- Artist: Frank Stella
- Year: 1959
- Type: Enamel paint on canvas
- Dimensions: 308.6 cm × 185.4 cm (121.5 in × 73.0 in)
- Location: Whitney Museum of American Art; New York;

= Die Fahne Hoch! (Frank Stella) =

1959 painting by Frank Stella

Die Fahne Hoch! is an enamel on canvas painting by American artist Frank Stella, completed in 1959. It is held at the Whitney Museum of American Art, in New York.

==Description and analysis==
The use of basic geometric systems in the work is regarded by many as the precursor of Minimalism. The painting was made by marking equal subdivisions along the sides, bottom and top edges of the canvas and using these intervals to generate simple, symmetrical patterns consisting of bands of black enamel paint separated by thin lines of unpainted canvas.

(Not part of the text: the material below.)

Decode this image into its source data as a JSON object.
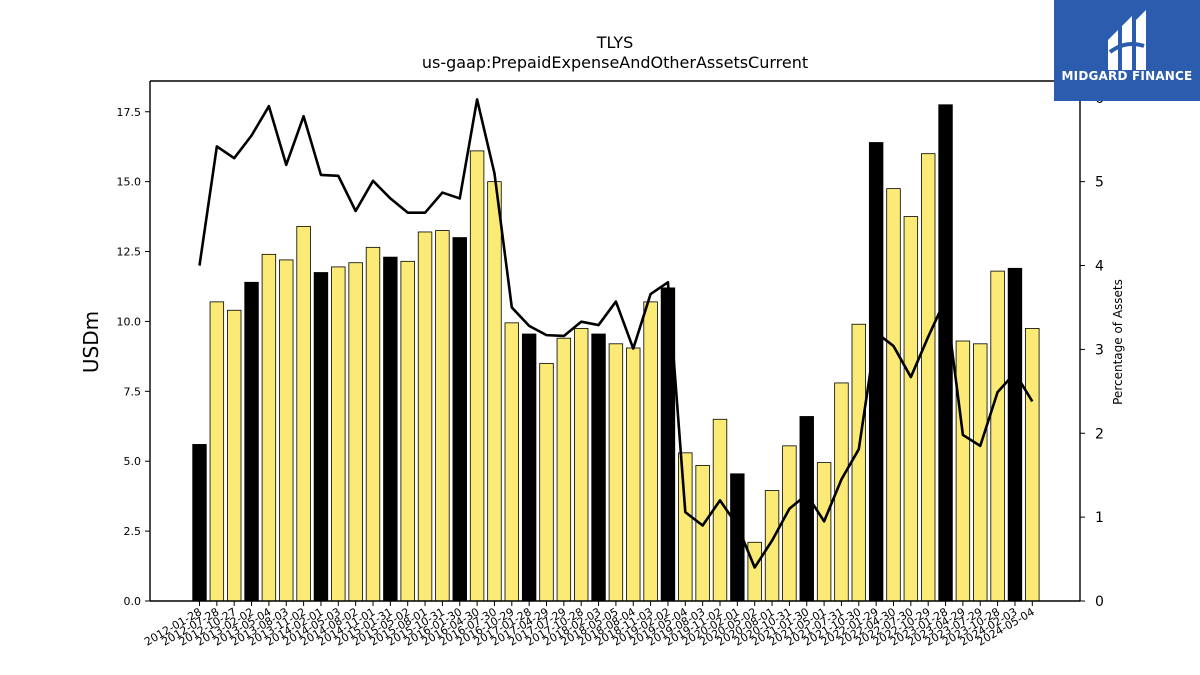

Stella gave the work a provocative title, Die Fahne Hoch!, which means Raise the Flag!, in German, that is first line of the anthem of the Nazi Party, the "Horst-Wessel-Lied", and is one of three paintings in the series that make direct reference to Nazism. By applying a hotly emotive title to the image, Stella's ironic purpose was that of destabilizing the idea of meaning itself.

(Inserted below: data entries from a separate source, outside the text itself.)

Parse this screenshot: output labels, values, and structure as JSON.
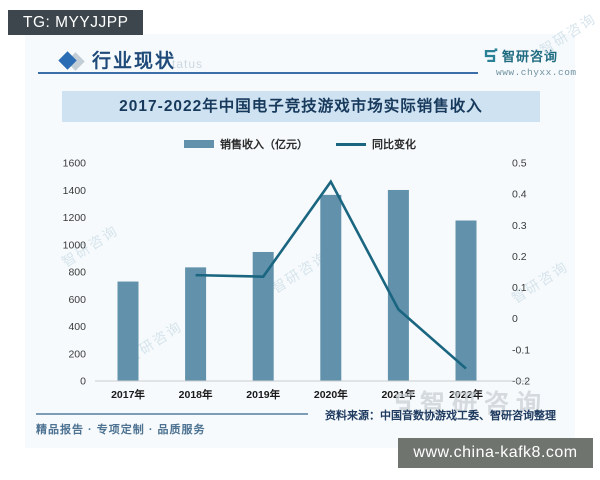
{
  "page": {
    "tg_badge": "TG: MYYJJPP",
    "section_title": "行业现状",
    "status_watermark_fragment": "tatus",
    "brand": {
      "name": "智研咨询",
      "site": "www.chyxx.com"
    },
    "watermark_text": "智研咨询",
    "footer_left": "精品报告 · 专项定制 · 品质服务",
    "source": "资料来源：中国音数协游戏工委、智研咨询整理",
    "url_badge": "www.china-kafk8.com"
  },
  "colors": {
    "bar": "#6292ab",
    "line": "#1a6580",
    "banner_bg": "#cfe2f1",
    "banner_text": "#17395c",
    "accent_blue": "#1f4a7a",
    "axis": "#c9cdd1"
  },
  "chart_data": {
    "type": "bar",
    "combo": "bar+line dual-axis",
    "title": "2017-2022年中国电子竞技游戏市场实际销售收入",
    "categories": [
      "2017年",
      "2018年",
      "2019年",
      "2020年",
      "2021年",
      "2022年"
    ],
    "series": [
      {
        "name": "销售收入（亿元）",
        "type": "bar",
        "axis": "left",
        "values": [
          730,
          834,
          947,
          1366,
          1402,
          1178
        ]
      },
      {
        "name": "同比变化",
        "type": "line",
        "axis": "right",
        "values": [
          null,
          0.14,
          0.135,
          0.44,
          0.03,
          -0.16
        ]
      }
    ],
    "left_axis": {
      "min": 0,
      "max": 1600,
      "step": 200
    },
    "right_axis": {
      "min": -0.2,
      "max": 0.5,
      "step": 0.1
    },
    "legend_position": "top",
    "grid": false
  }
}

The Whitney Museum of American Art website states that "the painting's title, cruciform configuration, and flaglike proportions call to mind not only Nazi banners but the darkness and annihilation of the Holocaust. The phrase may also refer to raising the banner of a new aesthetic, one that marked a shift away from Abstract Expressionism and anticipated the geometry and rigor of Minimalism."